The EU was an ill-conceived attempt to join all of Europe’s disparate cultures and governmental structures into one conglomerate, to be ruled by an unelected government, under a single currency. That was an extremely unlikely proposition at best and, today, Greece may well become the straw that will break the EU’s back – an unapologetic, unrepentant jurisdiction that demands unending largesse from an already insolvent EU.
Those in the Western Hemisphere tend to watch the Greek drama unfold as if it were a mere play – one that cannot become a reality for the West. However, the U.S. is not by any means immune to a similar fate. Following World War II, it was by far the most powerful, most economically productive country in the world. Then, in 1971, it broke its promise to the world to back its currency with gold. It then deteriorated from the world’s foremost creditor nation to the world’s foremost debtor nation – with a level of debt far in excess of anything the world has ever seen.
The U.S. will undoubtedly experience an economic crash of biblical proportions. That much is already baked in the cake. However, if the U.S. were to find that it had its own “Greece,” the date for that collapse would most certainly be moved up. It would be unlikely in the extreme that the U.S. will want to bail out its wayward child, but if it doesn’t, it’s in a bit of a jam. Already the U.S. is internationally castigated for attempting to be the world’s policeman. If it cannot even look after its own colonies, its position of world’s policeman will look evermore like “world’s foremost international bully.”
In the very near future, we might expect to see Puerto Rico emerge not only as a major economic liability for the U.S., but, in addition, a major embarrassment to what U.S. leaders term “American exceptionalism.” Like Greece, it will likely prove to be an unapologetic, unrepentant jurisdiction that demands unending largesse from an already insolvent U.S.

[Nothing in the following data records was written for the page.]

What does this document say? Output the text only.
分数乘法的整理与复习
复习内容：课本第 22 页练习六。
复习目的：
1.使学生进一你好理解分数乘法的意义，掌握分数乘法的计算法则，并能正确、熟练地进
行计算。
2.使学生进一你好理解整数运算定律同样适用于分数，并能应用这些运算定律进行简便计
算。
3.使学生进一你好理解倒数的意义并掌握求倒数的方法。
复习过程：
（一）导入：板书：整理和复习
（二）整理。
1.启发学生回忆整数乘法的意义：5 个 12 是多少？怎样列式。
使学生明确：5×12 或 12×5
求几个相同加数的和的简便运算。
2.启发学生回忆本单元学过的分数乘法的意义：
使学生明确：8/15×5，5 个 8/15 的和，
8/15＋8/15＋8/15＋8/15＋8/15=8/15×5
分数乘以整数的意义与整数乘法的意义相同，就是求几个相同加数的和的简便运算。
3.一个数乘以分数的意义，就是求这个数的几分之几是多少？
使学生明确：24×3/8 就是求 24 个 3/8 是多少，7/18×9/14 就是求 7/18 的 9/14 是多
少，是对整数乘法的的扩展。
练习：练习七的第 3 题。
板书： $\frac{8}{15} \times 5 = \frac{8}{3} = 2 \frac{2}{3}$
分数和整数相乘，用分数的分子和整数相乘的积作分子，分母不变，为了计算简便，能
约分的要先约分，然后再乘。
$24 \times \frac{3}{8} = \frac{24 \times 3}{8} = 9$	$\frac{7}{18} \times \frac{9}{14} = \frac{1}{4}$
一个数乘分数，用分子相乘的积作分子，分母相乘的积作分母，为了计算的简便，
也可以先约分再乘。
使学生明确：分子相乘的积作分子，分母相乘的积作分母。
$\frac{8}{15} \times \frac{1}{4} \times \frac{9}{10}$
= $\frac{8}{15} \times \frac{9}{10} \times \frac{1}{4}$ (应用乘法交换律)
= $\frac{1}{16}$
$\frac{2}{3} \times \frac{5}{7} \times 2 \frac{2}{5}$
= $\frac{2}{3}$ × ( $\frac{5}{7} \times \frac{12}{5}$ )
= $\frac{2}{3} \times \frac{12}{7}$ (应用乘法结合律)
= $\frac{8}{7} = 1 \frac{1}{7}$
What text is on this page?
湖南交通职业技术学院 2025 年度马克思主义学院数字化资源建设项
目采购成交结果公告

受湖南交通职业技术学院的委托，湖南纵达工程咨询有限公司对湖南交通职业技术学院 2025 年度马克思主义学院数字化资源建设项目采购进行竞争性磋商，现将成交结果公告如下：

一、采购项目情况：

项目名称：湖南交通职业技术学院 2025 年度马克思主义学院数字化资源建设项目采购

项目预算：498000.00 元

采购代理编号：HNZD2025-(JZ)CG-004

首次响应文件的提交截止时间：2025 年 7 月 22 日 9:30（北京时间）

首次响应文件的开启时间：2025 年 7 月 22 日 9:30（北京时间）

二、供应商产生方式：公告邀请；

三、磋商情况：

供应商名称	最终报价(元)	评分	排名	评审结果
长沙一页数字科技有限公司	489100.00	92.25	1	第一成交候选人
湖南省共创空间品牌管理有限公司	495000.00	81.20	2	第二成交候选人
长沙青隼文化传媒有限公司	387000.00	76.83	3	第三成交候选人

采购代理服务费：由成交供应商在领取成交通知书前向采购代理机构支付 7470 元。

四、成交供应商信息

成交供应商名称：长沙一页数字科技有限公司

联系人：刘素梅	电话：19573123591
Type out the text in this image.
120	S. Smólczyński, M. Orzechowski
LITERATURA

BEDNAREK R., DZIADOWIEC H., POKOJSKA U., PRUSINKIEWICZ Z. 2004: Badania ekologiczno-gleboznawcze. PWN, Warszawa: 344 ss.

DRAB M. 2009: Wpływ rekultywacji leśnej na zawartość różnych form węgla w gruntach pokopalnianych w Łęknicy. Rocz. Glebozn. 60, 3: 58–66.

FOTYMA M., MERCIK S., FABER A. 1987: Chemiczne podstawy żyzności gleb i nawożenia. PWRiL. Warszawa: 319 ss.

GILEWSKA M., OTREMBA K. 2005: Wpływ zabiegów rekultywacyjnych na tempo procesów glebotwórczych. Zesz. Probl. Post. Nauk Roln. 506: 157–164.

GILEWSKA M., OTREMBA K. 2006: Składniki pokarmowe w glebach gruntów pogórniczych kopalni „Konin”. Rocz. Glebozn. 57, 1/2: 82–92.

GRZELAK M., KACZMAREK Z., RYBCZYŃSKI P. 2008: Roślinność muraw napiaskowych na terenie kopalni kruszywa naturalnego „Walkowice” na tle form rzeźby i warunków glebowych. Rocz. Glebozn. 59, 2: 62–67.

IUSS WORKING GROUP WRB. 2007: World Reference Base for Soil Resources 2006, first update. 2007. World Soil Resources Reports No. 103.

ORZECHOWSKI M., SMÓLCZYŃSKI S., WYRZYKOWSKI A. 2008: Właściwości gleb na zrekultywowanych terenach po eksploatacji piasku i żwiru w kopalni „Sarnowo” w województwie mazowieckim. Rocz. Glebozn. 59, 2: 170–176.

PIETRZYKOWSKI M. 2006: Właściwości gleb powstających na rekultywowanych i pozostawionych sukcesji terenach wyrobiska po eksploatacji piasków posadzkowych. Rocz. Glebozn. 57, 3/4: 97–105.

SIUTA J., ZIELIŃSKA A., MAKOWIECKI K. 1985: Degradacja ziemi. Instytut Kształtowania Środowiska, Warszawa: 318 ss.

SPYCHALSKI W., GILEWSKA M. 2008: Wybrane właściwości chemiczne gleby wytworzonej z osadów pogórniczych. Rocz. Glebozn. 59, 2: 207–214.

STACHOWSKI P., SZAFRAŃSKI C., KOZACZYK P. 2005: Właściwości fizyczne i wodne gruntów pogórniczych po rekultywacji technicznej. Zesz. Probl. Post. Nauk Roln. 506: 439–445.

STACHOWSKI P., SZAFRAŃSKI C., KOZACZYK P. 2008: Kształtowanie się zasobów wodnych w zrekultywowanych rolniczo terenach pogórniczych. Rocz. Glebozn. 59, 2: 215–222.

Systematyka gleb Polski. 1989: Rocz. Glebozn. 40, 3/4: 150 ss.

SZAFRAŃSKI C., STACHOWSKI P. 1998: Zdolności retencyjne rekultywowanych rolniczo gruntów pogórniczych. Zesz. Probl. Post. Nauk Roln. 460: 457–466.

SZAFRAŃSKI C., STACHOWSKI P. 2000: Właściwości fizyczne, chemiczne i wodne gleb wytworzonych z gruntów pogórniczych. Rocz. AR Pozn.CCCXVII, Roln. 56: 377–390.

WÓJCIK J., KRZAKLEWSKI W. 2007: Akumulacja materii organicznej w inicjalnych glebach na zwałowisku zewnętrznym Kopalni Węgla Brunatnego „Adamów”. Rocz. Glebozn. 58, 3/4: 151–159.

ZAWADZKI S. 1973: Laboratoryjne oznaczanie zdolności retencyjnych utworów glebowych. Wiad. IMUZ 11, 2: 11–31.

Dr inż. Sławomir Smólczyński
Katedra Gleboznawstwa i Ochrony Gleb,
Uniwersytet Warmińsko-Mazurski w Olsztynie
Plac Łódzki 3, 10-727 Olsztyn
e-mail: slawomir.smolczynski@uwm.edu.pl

This will not turn out well. But those who are pursuing internationalisation need not concern themselves with the details of the outcome. If they’re wise, they’ll ponder whether Puerto Rico is really a viable option for residency and investment.
Of one thing they can be sure – the promises being made to them are unlikely to be kept. Above all, those seeking to internationalise desire as much certainty as possible – the knowledge that their residency and investments will be secure for the longest period possible. In those terms, Puerto Rico is quite a dodgy bet.